The alliance under Pir Pagara’s stewardship is something of a motley crew consisting, along with the PML-F, of rightist religious parties such as the Jamaat-i-Islami and the Jamiat Ulema-i-Islam-Fazl, centrists such as the Pakistan Muslim League-Nawaz as well as left-leaning Sindhi nationalist parties such as the Qaumi Awami Tehreek and the Sindh Taraqqi-pasand Party.

There are two ways of looking at the alliance. According to the first, the 10-party grouping is an example of Pir Pagara’s political acumen and skill, marshalling as he has the disparate anti-PPP tribes in Sindh. The second view says this is more of an opportunistic set-up not much different from the Islami Jamhoori Ittehad, driven not by a common political agenda, but by a visceral hatred of the PPP.

Whatever the truth of the matter, the fact is Raja Saeen has kept his confederates from going their own way till now, though there are rumblings that the Sunni Tehreek, another component party, is dissatisfied with nominations and may part ways.

There may also be further cracks, as the QAT and STP also do not see eye to eye on a few seats.
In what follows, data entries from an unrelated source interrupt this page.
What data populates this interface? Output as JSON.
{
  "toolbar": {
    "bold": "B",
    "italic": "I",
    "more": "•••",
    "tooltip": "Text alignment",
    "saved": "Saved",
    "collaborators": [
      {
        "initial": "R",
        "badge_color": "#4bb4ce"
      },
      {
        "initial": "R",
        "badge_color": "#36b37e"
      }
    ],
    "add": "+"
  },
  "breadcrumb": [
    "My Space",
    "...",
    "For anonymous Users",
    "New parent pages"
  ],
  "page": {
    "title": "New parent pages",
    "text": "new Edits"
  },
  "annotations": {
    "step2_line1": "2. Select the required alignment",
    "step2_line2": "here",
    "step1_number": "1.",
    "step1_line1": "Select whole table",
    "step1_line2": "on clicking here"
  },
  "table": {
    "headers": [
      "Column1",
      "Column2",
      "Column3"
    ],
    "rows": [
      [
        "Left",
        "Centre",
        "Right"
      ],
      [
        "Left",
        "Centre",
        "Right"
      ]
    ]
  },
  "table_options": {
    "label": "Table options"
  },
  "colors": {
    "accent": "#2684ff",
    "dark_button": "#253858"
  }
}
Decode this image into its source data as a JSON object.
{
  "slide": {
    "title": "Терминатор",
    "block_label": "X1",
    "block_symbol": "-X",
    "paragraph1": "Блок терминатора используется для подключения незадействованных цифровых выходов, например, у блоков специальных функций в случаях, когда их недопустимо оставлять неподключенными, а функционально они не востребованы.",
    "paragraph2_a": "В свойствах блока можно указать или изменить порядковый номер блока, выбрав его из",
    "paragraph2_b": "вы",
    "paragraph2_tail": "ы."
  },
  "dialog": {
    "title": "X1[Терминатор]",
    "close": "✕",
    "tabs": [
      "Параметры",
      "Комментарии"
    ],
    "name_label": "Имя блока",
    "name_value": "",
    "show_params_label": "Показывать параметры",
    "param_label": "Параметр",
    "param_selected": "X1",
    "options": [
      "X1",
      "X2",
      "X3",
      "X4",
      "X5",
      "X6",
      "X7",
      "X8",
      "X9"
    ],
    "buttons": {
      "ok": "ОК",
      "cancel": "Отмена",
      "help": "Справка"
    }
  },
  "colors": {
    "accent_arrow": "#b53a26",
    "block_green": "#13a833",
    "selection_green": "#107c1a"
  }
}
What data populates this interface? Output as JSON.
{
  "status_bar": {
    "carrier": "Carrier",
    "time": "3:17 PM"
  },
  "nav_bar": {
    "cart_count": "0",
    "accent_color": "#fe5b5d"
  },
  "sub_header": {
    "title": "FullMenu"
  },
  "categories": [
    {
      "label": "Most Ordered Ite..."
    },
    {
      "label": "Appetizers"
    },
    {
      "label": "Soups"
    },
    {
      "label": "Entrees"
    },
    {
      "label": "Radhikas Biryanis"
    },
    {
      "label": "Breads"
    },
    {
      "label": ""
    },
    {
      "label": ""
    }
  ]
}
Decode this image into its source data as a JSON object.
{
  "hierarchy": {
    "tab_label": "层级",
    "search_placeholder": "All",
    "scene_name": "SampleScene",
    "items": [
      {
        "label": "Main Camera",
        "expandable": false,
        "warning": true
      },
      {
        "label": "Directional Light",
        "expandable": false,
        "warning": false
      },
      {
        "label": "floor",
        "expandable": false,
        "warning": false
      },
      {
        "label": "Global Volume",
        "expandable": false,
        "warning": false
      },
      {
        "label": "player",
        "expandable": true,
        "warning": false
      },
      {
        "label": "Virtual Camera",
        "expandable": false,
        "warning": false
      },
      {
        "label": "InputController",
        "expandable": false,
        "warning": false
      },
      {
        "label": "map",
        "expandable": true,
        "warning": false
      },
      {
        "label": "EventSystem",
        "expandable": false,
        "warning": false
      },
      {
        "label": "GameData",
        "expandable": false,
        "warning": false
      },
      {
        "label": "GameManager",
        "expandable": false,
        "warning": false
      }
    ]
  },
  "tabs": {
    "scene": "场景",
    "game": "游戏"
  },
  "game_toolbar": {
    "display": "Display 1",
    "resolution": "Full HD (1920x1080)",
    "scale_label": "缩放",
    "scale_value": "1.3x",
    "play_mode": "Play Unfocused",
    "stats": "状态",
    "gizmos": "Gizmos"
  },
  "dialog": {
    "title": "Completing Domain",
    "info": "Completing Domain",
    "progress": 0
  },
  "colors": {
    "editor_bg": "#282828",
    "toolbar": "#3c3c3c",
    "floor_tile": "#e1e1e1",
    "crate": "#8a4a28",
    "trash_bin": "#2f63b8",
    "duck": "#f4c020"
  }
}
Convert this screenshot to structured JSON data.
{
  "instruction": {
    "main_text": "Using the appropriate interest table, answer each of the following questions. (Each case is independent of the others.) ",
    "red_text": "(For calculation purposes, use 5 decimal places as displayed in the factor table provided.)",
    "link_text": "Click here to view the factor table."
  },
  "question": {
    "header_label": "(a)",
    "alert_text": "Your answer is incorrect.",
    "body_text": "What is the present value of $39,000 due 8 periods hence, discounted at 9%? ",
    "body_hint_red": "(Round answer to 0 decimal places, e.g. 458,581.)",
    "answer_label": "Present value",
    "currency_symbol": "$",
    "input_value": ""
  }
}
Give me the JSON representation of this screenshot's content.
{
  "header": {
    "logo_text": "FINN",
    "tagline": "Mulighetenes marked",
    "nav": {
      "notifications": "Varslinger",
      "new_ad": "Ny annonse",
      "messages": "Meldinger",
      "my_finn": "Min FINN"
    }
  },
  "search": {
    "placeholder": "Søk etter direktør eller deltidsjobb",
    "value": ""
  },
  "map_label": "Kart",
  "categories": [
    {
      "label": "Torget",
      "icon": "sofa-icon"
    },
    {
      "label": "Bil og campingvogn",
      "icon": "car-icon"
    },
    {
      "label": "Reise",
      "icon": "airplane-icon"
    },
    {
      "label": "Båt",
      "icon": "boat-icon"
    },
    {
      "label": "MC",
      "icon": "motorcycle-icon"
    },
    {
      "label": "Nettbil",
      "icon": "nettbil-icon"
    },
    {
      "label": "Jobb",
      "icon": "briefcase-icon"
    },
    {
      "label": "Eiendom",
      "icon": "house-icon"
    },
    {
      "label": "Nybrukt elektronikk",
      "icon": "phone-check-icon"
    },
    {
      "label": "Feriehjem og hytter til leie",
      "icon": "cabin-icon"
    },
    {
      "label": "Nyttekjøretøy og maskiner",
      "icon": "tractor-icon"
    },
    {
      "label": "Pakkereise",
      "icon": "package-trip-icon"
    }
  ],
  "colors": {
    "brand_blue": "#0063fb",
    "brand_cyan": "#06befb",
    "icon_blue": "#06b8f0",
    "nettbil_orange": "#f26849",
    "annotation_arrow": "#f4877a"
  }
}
Of course Raja Saeen is no political novice. He has been elected to the Sindh Assembly at least three times and has served as a provincial minister. Yet this was all during his father’s lifetime. What really brought him to the fore as a leader of prominence was a hard-hitting speech at a largely attended jalsa in Hyderabad in December 2012.

At the rally Pir Pagara slammed the now repealed local government law passed by the PPP government, reportedly to appease its then coalition partner the Muttahida Qaumi Movement. Of course the PML-F had earlier left the ruling coalition due to the passage of the Sindh Local Government Ordinance. The rally made many, including the PPP, take notice and endeared Pir Pagara to Sindhi nationalists, who despised the SLGO. It can be said that the successful Hyderabad jalsa contained within it the seeds of the present Pagara-led coalition.

What does the future, especially where the 2013 polls are concerned, hold for Pir Pagara and his followers, both political and spiritual? The 10-party alliance has fielded over 20 candidates for the national assembly and nearly 40 for the Sindh Assembly.

Yet it may not be an easy ride into the assembly for the Pir and his disciples.

Firstly, the alliance has no charismatic leader apart from Raja Saeen. As hinted at earlier, some leaders of the other component parties are prone to infighting and may kill any effective chances of putting up a strong united front.

Secondly, while there is disaffection with the PPP in Sindh, it remains to be seen whether these negative feelings will translate into major votes for the PPP’s opponents. After all, Raja Saeen is no revolutionary and is in fact a scion of the old order, where mirs, pirs and faquirs have dominated and continue to dominate Sindh’s politics. So while the voter in Sindh is well aware of the PPP’s broken promises, he also knows that most of the party’s opponents represent the status quo.

Yet with Raja Saeen’s head-first dive into politics, the political scene in Sindh has certainly livened up, as ‘bhej Pagara’ tries to compete with the PPP’s battle cry of ‘Jeay Bhutto’ and Pir Jo Goth tries to challenge Larkana’s dominance of Sindh’s politics. Whatever the results on May 11, Pir Pagara will surely be a force to watch out for in Sindh’s colourful political landscape.